De son côté le mouvement Ennahdha qui détient, avec ses 69 sièges, le deuxième plus grand bloc parlementaire, a tranché sur la question déclarant à l’issue de son dernier conseil de la Choura sa disposition à participer au gouvernement si on le lui propose.
En réaction à cette annonce Abdel aziz el-kotti, un leader de Nidaa Tounes a considéré que la dernière décision d’Ennahda dénote d’une «insolence politique» et jugé que «le mouvement vit dans l’illusion des élections de 2011 qu’il avait remportées».
El-kotti a exprimé, ainsi, la position de tout un pan du parti Nidaa Tounes qui s’oppose soit pour des raisons idéologiques, soit par appréhension quant aux réactions de ses alliés et de ses bases électorales, à l’association du mouvement d’obédience islamique d’autant plus, estiment des observateurs, qu’un grand nombre des voix raflées par Nidaa Tounes sont d’abord des voix anti-Ennahdha.
Par ailleurs, un autre clan au sein même du parti défend la formation d’un gouvernement d’union nationale qui n’exclut aucune partie et encore moins le mouvement Ennahdha qui détient 69 sièges au parlement.

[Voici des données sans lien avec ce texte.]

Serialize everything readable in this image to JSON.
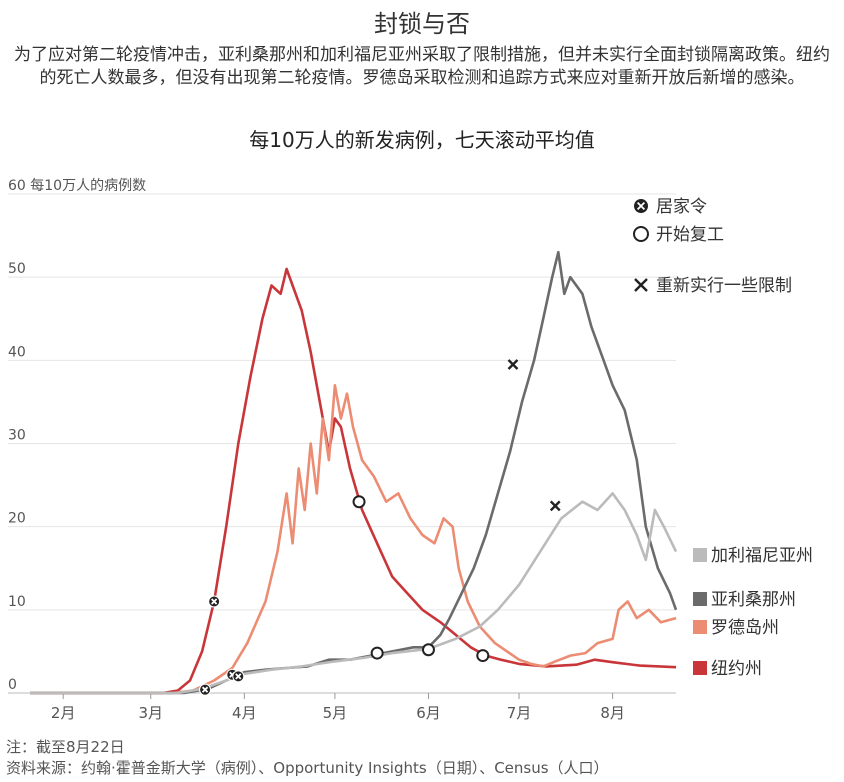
{
  "title": "封锁与否",
  "description": "为了应对第二轮疫情冲击，亚利桑那州和加利福尼亚州采取了限制措施，但并未实行全面封锁隔离政策。纽约的死亡人数最多，但没有出现第二轮疫情。罗德岛采取检测和追踪方式来应对重新开放后新增的感染。",
  "footnote": "注：截至8月22日",
  "source": "资料来源：约翰·霍普金斯大学（病例）、Opportunity Insights（日期）、Census（人口）",
  "chart_data": {
    "type": "line",
    "title": "每10万人的新发病例，七天滚动平均值",
    "ylabel": "每10万人的病例数",
    "ylim": [
      0,
      60
    ],
    "yticks": [
      0,
      10,
      20,
      30,
      40,
      50,
      60
    ],
    "xlim": [
      "2020-01-21",
      "2020-08-22"
    ],
    "xticks": [
      {
        "label": "2月",
        "date": "2020-02-01"
      },
      {
        "label": "3月",
        "date": "2020-03-01"
      },
      {
        "label": "4月",
        "date": "2020-04-01"
      },
      {
        "label": "5月",
        "date": "2020-05-01"
      },
      {
        "label": "6月",
        "date": "2020-06-01"
      },
      {
        "label": "7月",
        "date": "2020-07-01"
      },
      {
        "label": "8月",
        "date": "2020-08-01"
      }
    ],
    "legend": [
      {
        "symbol": "circle-x",
        "label": "居家令"
      },
      {
        "symbol": "circle",
        "label": "开始复工"
      },
      {
        "symbol": "x",
        "label": "重新实行一些限制"
      }
    ],
    "series": [
      {
        "name": "纽约州",
        "color": "#c8363a",
        "points": [
          [
            "2020-01-21",
            0
          ],
          [
            "2020-03-05",
            0
          ],
          [
            "2020-03-10",
            0.3
          ],
          [
            "2020-03-14",
            1.5
          ],
          [
            "2020-03-18",
            5
          ],
          [
            "2020-03-22",
            11
          ],
          [
            "2020-03-26",
            20
          ],
          [
            "2020-03-30",
            30
          ],
          [
            "2020-04-03",
            38
          ],
          [
            "2020-04-07",
            45
          ],
          [
            "2020-04-10",
            49
          ],
          [
            "2020-04-13",
            48
          ],
          [
            "2020-04-15",
            51
          ],
          [
            "2020-04-17",
            49
          ],
          [
            "2020-04-20",
            46
          ],
          [
            "2020-04-23",
            41
          ],
          [
            "2020-04-26",
            35
          ],
          [
            "2020-04-29",
            29
          ],
          [
            "2020-05-01",
            33
          ],
          [
            "2020-05-03",
            32
          ],
          [
            "2020-05-06",
            27
          ],
          [
            "2020-05-10",
            22
          ],
          [
            "2020-05-15",
            18
          ],
          [
            "2020-05-20",
            14
          ],
          [
            "2020-05-25",
            12
          ],
          [
            "2020-05-30",
            10
          ],
          [
            "2020-06-05",
            8.5
          ],
          [
            "2020-06-10",
            7
          ],
          [
            "2020-06-15",
            5.5
          ],
          [
            "2020-06-20",
            4.5
          ],
          [
            "2020-06-25",
            4
          ],
          [
            "2020-07-01",
            3.5
          ],
          [
            "2020-07-10",
            3.2
          ],
          [
            "2020-07-20",
            3.4
          ],
          [
            "2020-07-26",
            4
          ],
          [
            "2020-08-01",
            3.7
          ],
          [
            "2020-08-10",
            3.3
          ],
          [
            "2020-08-22",
            3.1
          ]
        ]
      },
      {
        "name": "罗德岛州",
        "color": "#ec8c73",
        "points": [
          [
            "2020-01-21",
            0
          ],
          [
            "2020-03-08",
            0
          ],
          [
            "2020-03-15",
            0.3
          ],
          [
            "2020-03-22",
            1.5
          ],
          [
            "2020-03-28",
            3
          ],
          [
            "2020-04-02",
            6
          ],
          [
            "2020-04-08",
            11
          ],
          [
            "2020-04-12",
            17
          ],
          [
            "2020-04-15",
            24
          ],
          [
            "2020-04-17",
            18
          ],
          [
            "2020-04-19",
            27
          ],
          [
            "2020-04-21",
            22
          ],
          [
            "2020-04-23",
            30
          ],
          [
            "2020-04-25",
            24
          ],
          [
            "2020-04-27",
            33
          ],
          [
            "2020-04-29",
            28
          ],
          [
            "2020-05-01",
            37
          ],
          [
            "2020-05-03",
            33
          ],
          [
            "2020-05-05",
            36
          ],
          [
            "2020-05-07",
            32
          ],
          [
            "2020-05-10",
            28
          ],
          [
            "2020-05-14",
            26
          ],
          [
            "2020-05-18",
            23
          ],
          [
            "2020-05-22",
            24
          ],
          [
            "2020-05-26",
            21
          ],
          [
            "2020-05-30",
            19
          ],
          [
            "2020-06-03",
            18
          ],
          [
            "2020-06-06",
            21
          ],
          [
            "2020-06-09",
            20
          ],
          [
            "2020-06-11",
            15
          ],
          [
            "2020-06-14",
            11
          ],
          [
            "2020-06-18",
            8
          ],
          [
            "2020-06-23",
            6
          ],
          [
            "2020-06-27",
            5
          ],
          [
            "2020-07-01",
            4
          ],
          [
            "2020-07-05",
            3.5
          ],
          [
            "2020-07-09",
            3.2
          ],
          [
            "2020-07-13",
            3.8
          ],
          [
            "2020-07-18",
            4.5
          ],
          [
            "2020-07-23",
            4.8
          ],
          [
            "2020-07-27",
            6
          ],
          [
            "2020-08-01",
            6.5
          ],
          [
            "2020-08-03",
            10
          ],
          [
            "2020-08-06",
            11
          ],
          [
            "2020-08-09",
            9
          ],
          [
            "2020-08-13",
            10
          ],
          [
            "2020-08-17",
            8.5
          ],
          [
            "2020-08-22",
            9
          ]
        ]
      },
      {
        "name": "亚利桑那州",
        "color": "#6b6b6b",
        "points": [
          [
            "2020-01-21",
            0
          ],
          [
            "2020-03-12",
            0
          ],
          [
            "2020-03-20",
            0.5
          ],
          [
            "2020-03-26",
            1.5
          ],
          [
            "2020-04-01",
            2.5
          ],
          [
            "2020-04-08",
            2.8
          ],
          [
            "2020-04-15",
            3
          ],
          [
            "2020-04-22",
            3.2
          ],
          [
            "2020-04-29",
            4
          ],
          [
            "2020-05-06",
            4
          ],
          [
            "2020-05-13",
            4.5
          ],
          [
            "2020-05-20",
            5
          ],
          [
            "2020-05-27",
            5.5
          ],
          [
            "2020-06-01",
            5.5
          ],
          [
            "2020-06-05",
            7
          ],
          [
            "2020-06-08",
            9
          ],
          [
            "2020-06-12",
            12
          ],
          [
            "2020-06-16",
            15
          ],
          [
            "2020-06-20",
            19
          ],
          [
            "2020-06-24",
            24
          ],
          [
            "2020-06-28",
            29
          ],
          [
            "2020-07-02",
            35
          ],
          [
            "2020-07-06",
            40
          ],
          [
            "2020-07-09",
            45
          ],
          [
            "2020-07-12",
            50
          ],
          [
            "2020-07-14",
            53
          ],
          [
            "2020-07-16",
            48
          ],
          [
            "2020-07-18",
            50
          ],
          [
            "2020-07-22",
            48
          ],
          [
            "2020-07-25",
            44
          ],
          [
            "2020-07-29",
            40
          ],
          [
            "2020-08-01",
            37
          ],
          [
            "2020-08-05",
            34
          ],
          [
            "2020-08-09",
            28
          ],
          [
            "2020-08-12",
            20
          ],
          [
            "2020-08-16",
            15
          ],
          [
            "2020-08-20",
            12
          ],
          [
            "2020-08-22",
            10
          ]
        ]
      },
      {
        "name": "加利福尼亚州",
        "color": "#bbbbbb",
        "points": [
          [
            "2020-01-21",
            0
          ],
          [
            "2020-03-10",
            0
          ],
          [
            "2020-03-18",
            0.5
          ],
          [
            "2020-03-26",
            1.5
          ],
          [
            "2020-04-01",
            2.3
          ],
          [
            "2020-04-10",
            2.8
          ],
          [
            "2020-04-20",
            3.2
          ],
          [
            "2020-05-01",
            3.8
          ],
          [
            "2020-05-10",
            4.2
          ],
          [
            "2020-05-20",
            4.8
          ],
          [
            "2020-06-01",
            5.3
          ],
          [
            "2020-06-10",
            6.5
          ],
          [
            "2020-06-18",
            8
          ],
          [
            "2020-06-24",
            10
          ],
          [
            "2020-07-01",
            13
          ],
          [
            "2020-07-08",
            17
          ],
          [
            "2020-07-15",
            21
          ],
          [
            "2020-07-22",
            23
          ],
          [
            "2020-07-27",
            22
          ],
          [
            "2020-08-01",
            24
          ],
          [
            "2020-08-05",
            22
          ],
          [
            "2020-08-09",
            19
          ],
          [
            "2020-08-12",
            16
          ],
          [
            "2020-08-15",
            22
          ],
          [
            "2020-08-18",
            20
          ],
          [
            "2020-08-22",
            17
          ]
        ]
      }
    ],
    "markers": [
      {
        "series": "纽约州",
        "type": "circle-x",
        "date": "2020-03-22",
        "y": 11
      },
      {
        "series": "罗德岛州",
        "type": "circle-x",
        "date": "2020-03-28",
        "y": 2.2
      },
      {
        "series": "罗德岛州",
        "type": "circle",
        "date": "2020-05-09",
        "y": 23
      },
      {
        "series": "罗德岛州",
        "type": "circle",
        "date": "2020-06-01",
        "y": 5.2
      },
      {
        "series": "亚利桑那州",
        "type": "circle-x",
        "date": "2020-03-30",
        "y": 2
      },
      {
        "series": "亚利桑那州",
        "type": "circle",
        "date": "2020-05-15",
        "y": 4.8
      },
      {
        "series": "亚利桑那州",
        "type": "x",
        "date": "2020-06-29",
        "y": 39.5
      },
      {
        "series": "加利福尼亚州",
        "type": "circle-x",
        "date": "2020-03-19",
        "y": 0.4
      },
      {
        "series": "加利福尼亚州",
        "type": "circle",
        "date": "2020-06-19",
        "y": 4.5
      },
      {
        "series": "加利福尼亚州",
        "type": "x",
        "date": "2020-07-13",
        "y": 22.5
      }
    ]
  }
}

Mohamad Troudi députe de Nidaa Tounes a récemment déclaré sur les ondes d’une radio privée tunisienne que «la position d’el kotti est une position personnelle qui ne représente pas le parti » ajoutant qu’il « n’est pas possible d’écarter un parti qui a environ un tiers des sièges (en référence à Ennahdha) ajoutant que «l’intérêt national requiert l’union et la cohabitation de toutes les parties», une cohabitation qui sera notamment véhiculée, a-t-il ajouté «à travers un gouvernement d’union disposant d’une base populaire et parlementaire solide».
Les experts et autres observateurs de la scène politique tunisienne s’accordent à dire que de grands défis se posent face au prochain gouvernement dont la question de lutte contre le terrorisme, l’engagement de réformes économiques et sociales structurelles face à une situation économique en berne et un contexte régional difficile. Autant dedéfis qu’un gouvernement d’une simple majorité aura du mal à relever et c’est ce qui explique, d’ailleurs, que Béji Caïd-Essebsi penche plutôt vers l’association du mouvement Ennahdha au nouveau gouvernement.